Less funny than sad is the wildly distorted summation by Post columnist Fred Brown of which governmental branch has power to draw congressional districts, according to the plain written language of both the US and Colorado constitutions. Three different courts, he says blandly, agreed in finding no "sufficient reason to throw out a congressional redistricting plan that was approved by a Denver district judge in early 2002."
Brown's account flunks both Civics 101 -- the legislature's properly passed map was ignored by the first of those courts -- and Basic Punditry -- naturally the judicial branch, having seized supremacy from the legislature, will find self-serving reasons to keep it.
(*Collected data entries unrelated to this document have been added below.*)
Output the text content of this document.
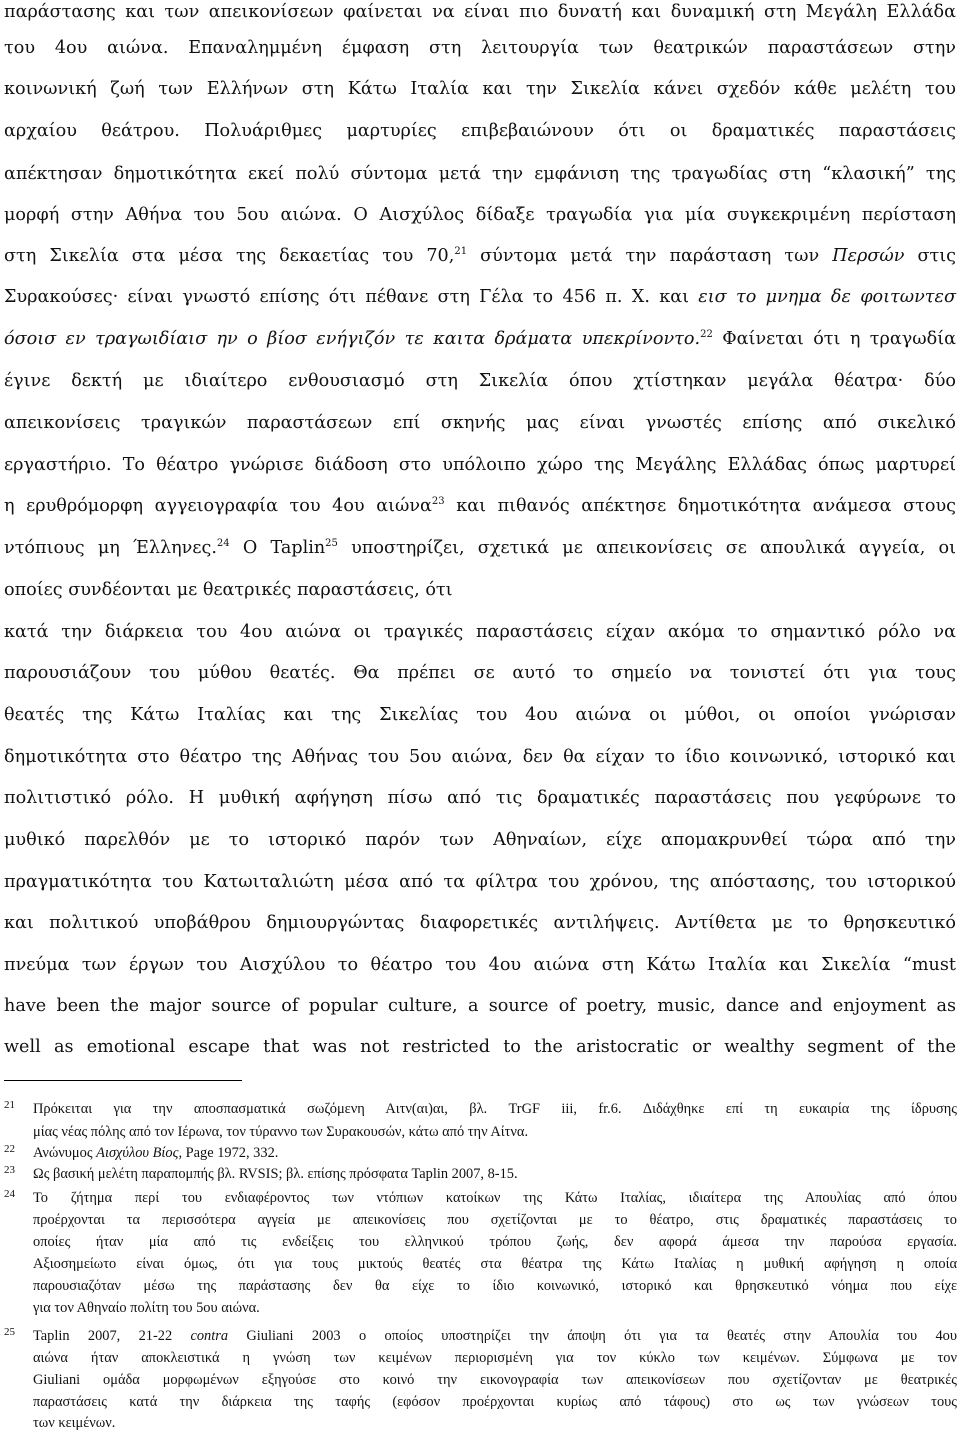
παράστασης και των απεικονίσεων φαίνεται να είναι πιο δυνατή και δυναμική στη Μεγάλη Ελλάδα
του 4ου αιώνα. Επαναλημμένη έμφαση στη λειτουργία των θεατρικών παραστάσεων στην
κοινωνική ζωή των Ελλήνων στη Κάτω Ιταλία και την Σικελία κάνει σχεδόν κάθε μελέτη του
αρχαίου θεάτρου. Πολυάριθμες μαρτυρίες επιβεβαιώνουν ότι οι δραματικές παραστάσεις
απέκτησαν δημοτικότητα εκεί πολύ σύντομα μετά την εμφάνιση της τραγωδίας στη “κλασική” της
μορφή στην Αθήνα του 5ου αιώνα. Ο Αισχύλος δίδαξε τραγωδία για μία συγκεκριμένη περίσταση
στη Σικελία στα μέσα της δεκαετίας του 70,21 σύντομα μετά την παράσταση των Περσών στις
Συρακούσες· είναι γνωστό επίσης ότι πέθανε στη Γέλα το 456 π. Χ. και εισ το μνημα δε φοιτωντεσ
όσοισ εν τραγωιδίαισ ην ο βίοσ ενήγιζόν τε καιτα δράματα υπεκρίνοντο.$^{22}$ Φαίνεται ότι η τραγωδία
έγινε δεκτή με ιδιαίτερο ενθουσιασμό στη Σικελία όπου χτίστηκαν μεγάλα θέατρα· δύο
απεικονίσεις τραγικών παραστάσεων επί σκηνής μας είναι γνωστές επίσης από σικελικό
εργαστήριο. Το θέατρο γνώρισε διάδοση στο υπόλοιπο χώρο της Μεγάλης Ελλάδας όπως μαρτυρεί
η ερυθρόμορφη αγγειογραφία του 4ου αιώνα$^{23}$ και πιθανός απέκτησε δημοτικότητα ανάμεσα στους
ντόπιους μη Έλληνες.$^{24}$ Ο Taplin$^{25}$ υποστηρίζει, σχετικά με απεικονίσεις σε απουλικά αγγεία, οι
οποίες συνδέονται με θεατρικές παραστάσεις, ότι
κατά την διάρκεια του 4ου αιώνα οι τραγικές παραστάσεις είχαν ακόμα το σημαντικό ρόλο να
παρουσιάζουν του μύθου θεατές. Θα πρέπει σε αυτό το σημείο να τονιστεί ότι για τους
θεατές της Κάτω Ιταλίας και της Σικελίας του 4ου αιώνα οι μύθοι, οι οποίοι γνώρισαν
δημοτικότητα στο θέατρο της Αθήνας του 5ου αιώνα, δεν θα είχαν το ίδιο κοινωνικό, ιστορικό και
πολιτιστικό ρόλο. Η μυθική αφήγηση πίσω από τις δραματικές παραστάσεις που γεφύρωνε το
μυθικό παρελθόν με το ιστορικό παρόν των Αθηναίων, είχε απομακρυνθεί τώρα από την
πραγματικότητα του Κατωιταλιώτη μέσα από τα φίλτρα του χρόνου, της απόστασης, του ιστορικού
και πολιτικού υποβάθρου δημιουργώντας διαφορετικές αντιλήψεις. Αντίθετα με το θρησκευτικό
πνεύμα των έργων του Αισχύλου το θέατρο του 4ου αιώνα στη Κάτω Ιταλία και Σικελία “must
have been the major source of popular culture, a source of poetry, music, dance and enjoyment as
well as emotional escape that was not restricted to the aristocratic or wealthy segment of the
21 Πρόκειται για την αποσπασματικά σωζόμενη Αιτν(αι)αι, βλ. TrGF iii, fr.6. Διδάχθηκε επί τη ευκαιρία της ίδρυσης
μίας νέας πόλης από τον Ιέρωνα, τον τύραννο των Συρακουσών, κάτω από την Αίτνα.
22 Ανώνυμος Αισχύλου Βίος, Page 1972, 332.
23 Ως βασική μελέτη παραπομπής βλ. RVSIS; βλ. επίσης πρόσφατα Taplin 2007, 8-15.
24 Το ζήτημα περί του ενδιαφέροντος των ντόπιων κατοίκων της Κάτω Ιταλίας, ιδιαίτερα της Απουλίας από όπου
προέρχονται τα περισσότερα αγγεία με απεικονίσεις που σχετίζονται με το θέατρο, στις δραματικές παραστάσεις το
οποίες ήταν μία από τις ενδείξεις του ελληνικού τρόπου ζωής, δεν αφορά άμεσα την παρούσα εργασία.
Αξιοσημείωτο είναι όμως, ότι για τους μικτούς θεατές στα θέατρα της Κάτω Ιταλίας η μυθική αφήγηση η οποία
παρουσιαζόταν μέσω της παράστασης δεν θα είχε το ίδιο κοινωνικό, ιστορικό και θρησκευτικό νόημα που είχε
για τον Αθηναίο πολίτη του 5ου αιώνα.
25 Taplin 2007, 21-22 contra Giuliani 2003 ο οποίος υποστηρίζει την άποψη ότι για τα θεατές στην Απουλία του 4ου
αιώνα ήταν αποκλειστικά η γνώση των κειμένων περιορισμένη για τον κύκλο των κειμένων. Σύμφωνα με τον
Giuliani ομάδα μορφωμένων εξηγούσε στο κοινό την εικονογραφία των απεικονίσεων που σχετίζονταν με θεατρικές
παραστάσεις κατά την διάρκεια της ταφής (εφόσον προέρχονται κυρίως από τάφους) στο ως των γνώσεων τους
των κειμένων.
I'm telling you, this tyrannical judiciary of ours, federal and state alike, is on borrowed time.
But anyway, after that Kerry crack, here's how I fired back in a letter to the Rocky:
** My opposition to Referendum C and D, the proposal for higher taxes and deeper debt, seems to have upset a couple of my fellow Republicans. But tax advocates Norma Anderson and Katy Atkinson have the wrong suspect.
** I stand up for taxpayers and TABOR more consistently than they do. I support leaner government and stronger defense, just the opposite of John Kerry. Nor am I married to a ketchup heiress. Where is the hypocrisy in any of that, ladies?
** It's true that last year, as Senate President, I voted not just once but eight times for compromise plans that would have dinged TABOR in exchange for the Democrats accepting less rapid growth in school spending.
** But in that game of chicken between the parties, they chickened, and nothing went to the voters in 2004. What went to the voters in 2005 is a turkey, and I hope to see it defeated, no apologies to anyone.